Ausschluss aus der Fürsorgeerziehung
Am 20. September 1943 weist das Reichsinnenministerium die Jugendämter an, für Juden, „Mischlinge“ und „Zigeuner“ keine Fürsorgeerziehung mehr anzuordnen:
(1) Nach der gegenwärtigen Gesetzeslage ist es im Geltungsbereich des Reichsgesetzes für Jugendwohlfahrt vom 9. Juli 1922 (RGBl. I., S. 633) noch möglich, über minderjährige Juden und Zigeuner Fürsorgeerziehung anzuordnen. Bei diesen asozialen, fremdrassigen Elementen kommt aber von vornherein eine erziehende Tätigkeit nicht in Betracht. Sie bedeuten eine unnötige finanzielle Belastung des Staates und eine nicht zu verantwortende pädagogische Belastung in den Heimen und für die deutschen Fürsorgezöglinge. Überdies ist zu erwarten, daß bei einer Neuregelung der gesetzlichen Bestimmungen anstelle des bisherigen § 1 RJWG das nationalsozialistische Erziehungsziel für die gesamte Jugenderziehung bestimmend sein wird. Dann können Minderjährige, die nicht deutschen oder artverwandten Blutes sind, nicht mehr in Fürsorgeerziehung gebracht werden. Maßnahmen gegenüber solchen Minderjährigen können alsdann nur noch auf Grund der Vorschriften des bürgerlichen Rechts, des Strafrechts oder des Polizeirechts ergriffen werden.
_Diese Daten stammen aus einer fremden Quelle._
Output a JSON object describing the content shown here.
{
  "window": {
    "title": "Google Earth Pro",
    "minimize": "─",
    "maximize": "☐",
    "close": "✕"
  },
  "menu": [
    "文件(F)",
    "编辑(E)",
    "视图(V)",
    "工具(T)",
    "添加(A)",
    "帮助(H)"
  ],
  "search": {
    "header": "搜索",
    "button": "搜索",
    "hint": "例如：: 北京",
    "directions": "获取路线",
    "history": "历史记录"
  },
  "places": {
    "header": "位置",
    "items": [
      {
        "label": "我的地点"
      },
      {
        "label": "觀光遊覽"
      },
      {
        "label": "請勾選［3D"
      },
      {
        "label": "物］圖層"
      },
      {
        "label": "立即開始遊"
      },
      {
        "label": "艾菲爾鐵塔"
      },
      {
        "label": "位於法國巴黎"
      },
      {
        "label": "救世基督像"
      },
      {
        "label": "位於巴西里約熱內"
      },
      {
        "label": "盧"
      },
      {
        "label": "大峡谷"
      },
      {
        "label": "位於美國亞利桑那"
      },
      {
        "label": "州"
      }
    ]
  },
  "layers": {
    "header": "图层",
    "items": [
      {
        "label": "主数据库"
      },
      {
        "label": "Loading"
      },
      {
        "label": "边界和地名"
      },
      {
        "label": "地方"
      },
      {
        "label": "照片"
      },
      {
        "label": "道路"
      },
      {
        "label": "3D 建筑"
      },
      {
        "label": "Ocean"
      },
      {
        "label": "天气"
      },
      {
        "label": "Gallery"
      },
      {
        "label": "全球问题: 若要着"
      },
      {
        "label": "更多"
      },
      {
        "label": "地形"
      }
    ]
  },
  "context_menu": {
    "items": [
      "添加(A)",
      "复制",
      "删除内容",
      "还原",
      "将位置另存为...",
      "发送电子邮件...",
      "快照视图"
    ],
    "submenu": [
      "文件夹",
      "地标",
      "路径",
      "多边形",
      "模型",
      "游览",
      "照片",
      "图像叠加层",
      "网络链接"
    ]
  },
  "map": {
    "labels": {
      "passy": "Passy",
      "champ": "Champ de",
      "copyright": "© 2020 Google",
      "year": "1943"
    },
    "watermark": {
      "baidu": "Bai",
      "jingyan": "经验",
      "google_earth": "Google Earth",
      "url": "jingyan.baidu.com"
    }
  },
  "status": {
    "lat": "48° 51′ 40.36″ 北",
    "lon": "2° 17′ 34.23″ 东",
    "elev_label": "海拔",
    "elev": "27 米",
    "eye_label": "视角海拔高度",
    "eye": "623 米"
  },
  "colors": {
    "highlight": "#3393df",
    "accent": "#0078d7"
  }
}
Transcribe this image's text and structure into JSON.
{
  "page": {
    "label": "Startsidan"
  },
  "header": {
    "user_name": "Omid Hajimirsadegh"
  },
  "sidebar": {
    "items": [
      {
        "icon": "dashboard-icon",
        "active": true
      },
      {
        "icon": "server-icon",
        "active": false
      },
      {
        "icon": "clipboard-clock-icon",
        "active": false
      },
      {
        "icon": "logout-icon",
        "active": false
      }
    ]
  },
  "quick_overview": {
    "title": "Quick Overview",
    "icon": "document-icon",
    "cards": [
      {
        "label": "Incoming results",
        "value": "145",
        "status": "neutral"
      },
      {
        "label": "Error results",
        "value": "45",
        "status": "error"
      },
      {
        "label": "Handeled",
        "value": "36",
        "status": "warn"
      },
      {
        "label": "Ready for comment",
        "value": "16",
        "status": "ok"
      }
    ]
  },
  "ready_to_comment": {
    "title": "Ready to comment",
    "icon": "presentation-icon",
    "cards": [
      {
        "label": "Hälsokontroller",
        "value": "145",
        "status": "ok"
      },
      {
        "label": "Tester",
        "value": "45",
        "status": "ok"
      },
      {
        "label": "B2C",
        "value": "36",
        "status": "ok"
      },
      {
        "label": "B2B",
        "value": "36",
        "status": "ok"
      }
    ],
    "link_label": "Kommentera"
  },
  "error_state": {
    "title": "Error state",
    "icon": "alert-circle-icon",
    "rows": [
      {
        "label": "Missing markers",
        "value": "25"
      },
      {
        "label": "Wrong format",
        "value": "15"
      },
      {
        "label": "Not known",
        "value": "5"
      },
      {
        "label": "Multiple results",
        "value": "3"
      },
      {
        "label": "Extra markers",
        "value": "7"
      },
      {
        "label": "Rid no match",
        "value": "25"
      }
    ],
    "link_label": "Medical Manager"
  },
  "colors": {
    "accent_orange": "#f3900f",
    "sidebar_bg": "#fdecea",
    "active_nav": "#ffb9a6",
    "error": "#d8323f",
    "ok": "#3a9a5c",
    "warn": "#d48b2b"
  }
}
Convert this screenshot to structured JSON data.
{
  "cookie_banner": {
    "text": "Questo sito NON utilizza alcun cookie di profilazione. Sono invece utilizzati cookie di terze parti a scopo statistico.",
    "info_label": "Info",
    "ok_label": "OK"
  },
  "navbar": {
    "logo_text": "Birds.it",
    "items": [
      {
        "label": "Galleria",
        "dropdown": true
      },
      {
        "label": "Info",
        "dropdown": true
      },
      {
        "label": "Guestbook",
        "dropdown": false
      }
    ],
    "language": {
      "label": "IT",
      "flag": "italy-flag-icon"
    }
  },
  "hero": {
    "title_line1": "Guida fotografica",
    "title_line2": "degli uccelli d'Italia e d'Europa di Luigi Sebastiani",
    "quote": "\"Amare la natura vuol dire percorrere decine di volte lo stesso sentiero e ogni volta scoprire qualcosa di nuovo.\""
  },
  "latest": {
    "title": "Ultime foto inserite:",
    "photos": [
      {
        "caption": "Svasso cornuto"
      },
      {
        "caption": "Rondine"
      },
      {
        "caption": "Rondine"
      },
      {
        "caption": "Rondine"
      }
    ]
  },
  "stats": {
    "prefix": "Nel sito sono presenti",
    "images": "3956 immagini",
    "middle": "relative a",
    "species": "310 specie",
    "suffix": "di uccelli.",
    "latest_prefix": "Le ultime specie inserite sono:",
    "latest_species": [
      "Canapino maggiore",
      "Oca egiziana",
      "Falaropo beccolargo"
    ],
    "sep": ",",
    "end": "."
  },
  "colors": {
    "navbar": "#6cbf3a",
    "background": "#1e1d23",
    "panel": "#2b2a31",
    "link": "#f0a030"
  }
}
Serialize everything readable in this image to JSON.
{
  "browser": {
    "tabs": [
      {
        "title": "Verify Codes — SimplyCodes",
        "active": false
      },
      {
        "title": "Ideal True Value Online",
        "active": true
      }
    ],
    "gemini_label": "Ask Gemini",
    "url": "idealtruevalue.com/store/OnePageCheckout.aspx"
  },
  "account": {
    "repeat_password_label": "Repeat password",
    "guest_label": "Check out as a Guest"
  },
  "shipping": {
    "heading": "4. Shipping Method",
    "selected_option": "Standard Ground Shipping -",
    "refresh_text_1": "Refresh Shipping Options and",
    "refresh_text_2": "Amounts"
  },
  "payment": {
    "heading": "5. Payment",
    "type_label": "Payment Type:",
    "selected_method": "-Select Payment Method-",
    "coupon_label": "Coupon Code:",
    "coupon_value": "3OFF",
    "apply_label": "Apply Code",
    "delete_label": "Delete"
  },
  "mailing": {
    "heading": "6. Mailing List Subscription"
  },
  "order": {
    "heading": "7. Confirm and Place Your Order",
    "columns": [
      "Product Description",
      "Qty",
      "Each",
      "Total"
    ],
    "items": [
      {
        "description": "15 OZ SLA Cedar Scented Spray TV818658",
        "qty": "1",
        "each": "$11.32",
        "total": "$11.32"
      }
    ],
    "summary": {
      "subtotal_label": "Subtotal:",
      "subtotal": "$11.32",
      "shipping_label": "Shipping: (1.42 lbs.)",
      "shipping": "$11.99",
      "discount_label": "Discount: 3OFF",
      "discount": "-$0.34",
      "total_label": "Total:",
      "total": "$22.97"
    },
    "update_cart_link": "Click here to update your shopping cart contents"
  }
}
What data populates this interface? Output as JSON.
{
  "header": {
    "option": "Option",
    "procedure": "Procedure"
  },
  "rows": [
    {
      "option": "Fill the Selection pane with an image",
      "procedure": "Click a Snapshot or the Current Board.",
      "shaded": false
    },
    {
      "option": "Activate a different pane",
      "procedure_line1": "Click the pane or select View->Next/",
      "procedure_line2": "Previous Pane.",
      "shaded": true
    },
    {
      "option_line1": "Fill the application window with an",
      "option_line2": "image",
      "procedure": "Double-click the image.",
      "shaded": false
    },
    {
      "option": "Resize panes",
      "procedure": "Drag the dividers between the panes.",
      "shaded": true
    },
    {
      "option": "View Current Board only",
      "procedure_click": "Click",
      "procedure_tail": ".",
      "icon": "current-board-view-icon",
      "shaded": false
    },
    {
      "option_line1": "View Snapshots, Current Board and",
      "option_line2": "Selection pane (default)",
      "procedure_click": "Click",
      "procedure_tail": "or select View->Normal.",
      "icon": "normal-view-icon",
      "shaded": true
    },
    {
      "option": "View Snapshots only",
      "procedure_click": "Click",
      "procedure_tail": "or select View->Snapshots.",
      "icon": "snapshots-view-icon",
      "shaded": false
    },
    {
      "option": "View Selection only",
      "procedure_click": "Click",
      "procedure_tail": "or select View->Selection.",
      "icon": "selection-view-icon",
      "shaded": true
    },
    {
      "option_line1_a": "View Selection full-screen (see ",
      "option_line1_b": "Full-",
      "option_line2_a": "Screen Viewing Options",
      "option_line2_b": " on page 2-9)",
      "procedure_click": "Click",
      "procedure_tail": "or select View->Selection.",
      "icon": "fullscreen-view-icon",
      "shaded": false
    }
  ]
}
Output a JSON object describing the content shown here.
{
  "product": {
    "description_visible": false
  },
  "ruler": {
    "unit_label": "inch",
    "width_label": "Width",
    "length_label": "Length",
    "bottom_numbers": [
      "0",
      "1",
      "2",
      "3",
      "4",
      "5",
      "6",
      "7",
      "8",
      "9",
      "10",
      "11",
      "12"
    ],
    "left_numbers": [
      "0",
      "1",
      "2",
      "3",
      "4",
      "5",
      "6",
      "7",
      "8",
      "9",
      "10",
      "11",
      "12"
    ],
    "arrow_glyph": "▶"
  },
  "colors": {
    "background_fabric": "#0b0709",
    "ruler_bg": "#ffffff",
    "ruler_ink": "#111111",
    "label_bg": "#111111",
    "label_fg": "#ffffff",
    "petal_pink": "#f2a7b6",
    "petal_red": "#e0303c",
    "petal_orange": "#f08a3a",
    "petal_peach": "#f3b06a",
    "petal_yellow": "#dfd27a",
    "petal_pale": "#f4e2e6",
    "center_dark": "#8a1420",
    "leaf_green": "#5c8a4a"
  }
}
(2) Um schon jetzt die Fürsorgeerziehungsheime von den genannten Minderjährigen freizuhalten, bestimme ich im Einvernehmen mit dem Leiter der Partei-Kanzlei und dem Reichsminister der Justiz:
a) Die Jugendämter stellen keine Fürsorgeerziehungsanträge mehr gegen minderjährige Juden, jüdische Mischlinge 1. Grades, Zigeuner und Zigeunermischlinge.
b) Der Begriff „Jude“ und „jüdischer Mischling 1. Grades“ bestimmt sich nach § 2 Abs. 2 und § 5 der 1. VO vom Reichsbürgergesetz; Zigeuner in diesem Sinne sind Vollzigeuner (stammechte Zigeuner); als Zigeunermischlinge gelten alle Mischlinge mit zigeunerischem Blutanteil, ohne Rücksicht auf den Mischlingsgrad.
c) Falls ein Jugendamt von der Verwahrlosung oder der Straftat eines minderjährigen Juden oder jüdischen Mischlings 1. Grades Kenntnis erhält, meldet es den Fall sofort der örtlich zuständigen Staatspolizeistelle, die das Weitere veranlaßt. Minderjährige Zigeuner oder Zigeunermischlinge sind in entsprechenden Fällen der örtlichen zuständigen Kriminalpolizeistelle zur weiteren Veranlassung zu melden.